The Dexi.io web scraping service has remade its functionality by adding [paid plan] addons. Through addons, more features are made available to customers, e.g. more step types/pipe actions. Those features also allow the integration of scrape results to data stores and endpoints like PostgreSQL, MySQL, Amazon S3 and other.
The addon functions are for unlocking the corresponding functionality for robot (Pipe, Extractor) actions. However, you need a professional plan (all plans) to use most of the addons. Major addon categories are the following:
- Captcha solving (integration with 3-d party solving services)
- Extractors
- Geography (communication with social networks for geo info)
- Image processing
- Integrations (AWS, Google Drive, Google Sheets, Box, (S)FTP, Webhook)
- Machine learning (Text analysis with machine learning – MonkeyLearn service integration)
- Math
- Social media
- Text analysis
We’ll try two addons and you can also contribute your experience of Dexi.io addons in the comments.
Image Manipulation addon
First you need to add an Image Manipulation addon. Note, this addon performs image manipulations only in Pipe robots.
- Create an Extractor robot to get images from aliexpress or any other source.
- Create Pipes robot and include Execute robot action (or node), linking to the previously created robot.
- From Transforms actions choose As Fields node to treat scraped images as data fields.
- Now, based on unlocked Image Manipulation functionality, you add Resize image from Images actions set; see picture below.
Now you run the Pipe robot (creating configuration) and get the execution results.
Google GEO addon
Get Google Geocoding API credentials
To apply this addon you need to check with your Google cloud console and get developer’s API keys.
- Visit Google Maps Platform. The start guide will lead you thru adding billing info (free for the first 12 months of use)
- Among its APIs get enabled Geocoding API that converts between addresses and geographic coordinates.
- Get to the google developer console and create a new project (try here if failed).
- Go to the https://console.cloud.google.com/apis/dashboard
- As soon as you’ve got a project created, go to API credentials and choose your newly created project. Then copy an API key.
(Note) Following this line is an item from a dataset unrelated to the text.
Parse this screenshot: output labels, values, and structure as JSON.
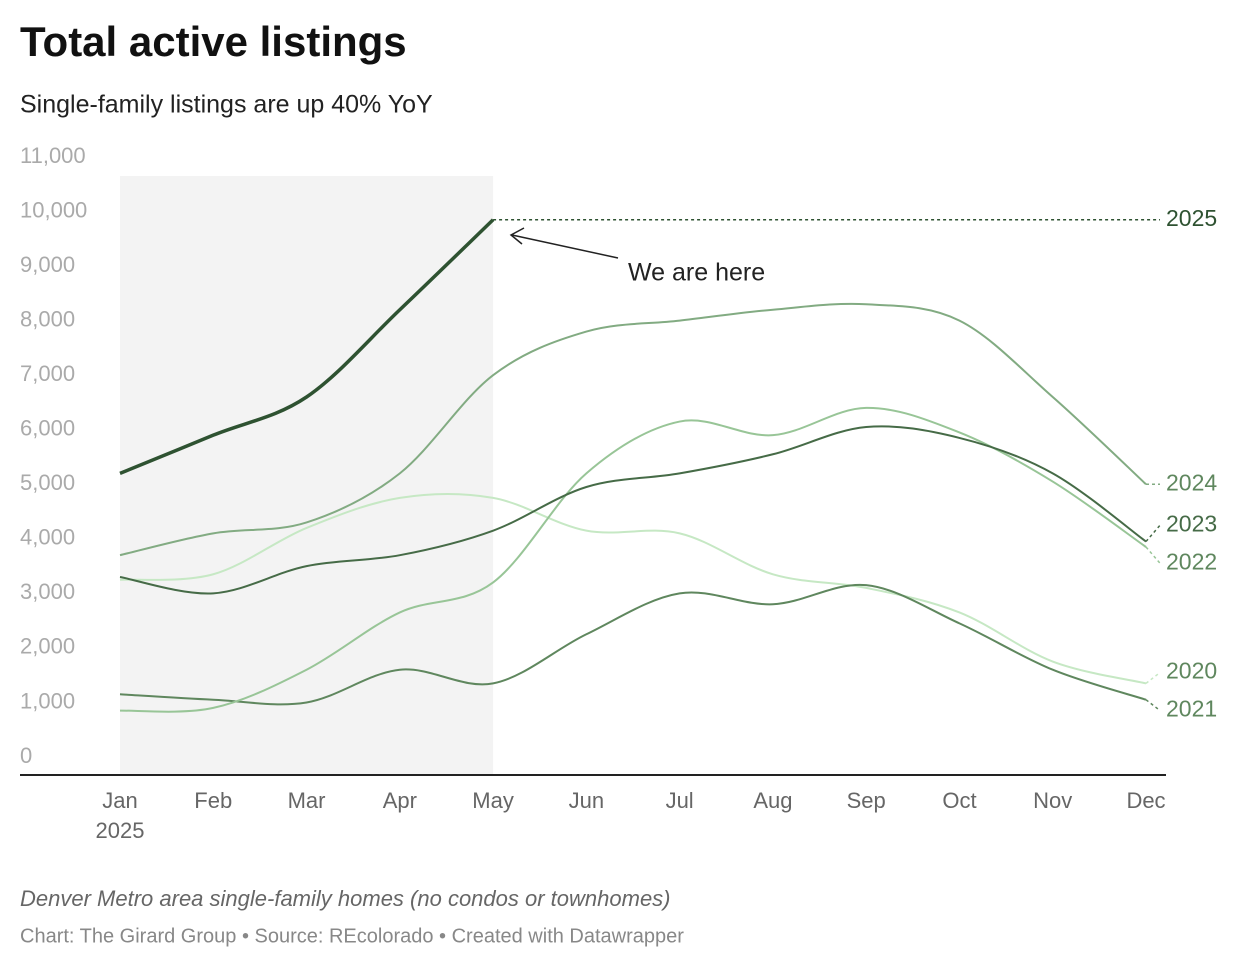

Now we can use that API key in an addon configuration.
Configure addon
Open the Google Maps Geocoding addon and edit it, inserting the API key that you’ve gotten from Google Maps Console (Credentials):
Ok. Now the addon functionality is available among the Pipe actions.
Create data type and load a data set
To test the addon we assemble a list of cities in Canada and save them as a Data set. But before that we need to create a Data type matching to the new Data set.
Create a new data type Cities Simple containing 3 fields: name, latitude, longitude.
Now I created a new data set named Canada cities and loaded data from CSV file into it.
After the import, the data set looks like this:
Pipe robot to process Geo info
Now it’s time to make a new Pipe robot.
Open a new Pipe robot and add new Pipe actions into it.
- From Dexi.io actions category choose and add an action: For each row in data set. Configure it adding the Canada cities data set.
- Add As Fields action. Thus each row from data set will be treated as corresponding fields.
- From Geography actions choose Address lookup.
Configure it with your existing Google Maps Geocoding addon.
and connect only the name field (from As Fields node) to that Address lookup node input called address. - Now let’s get Address lookup rows into fields. Add another As Fields node.
See the full Pipe diagram.
If we need only the city name and latitude and longitude, then we can add a data type node at the end to restrict the output result to only that type of fields.
Save it, close and create a New run. The Dexi will offer to make a new configuration. Name it, and start execution.
The results are excellent (below we showed all non-empty Addon lookup columns/fields).
Conclusion
The Dexi web scraping tool is an excellent mix of data extraction robots (Extractor, Crawler) along with data post-processing (images processing, geo info, cloud integrations, etc.) and social media retrievals. This is possible thru addon-added features. It works well for both medium-size and enterprise level extractions.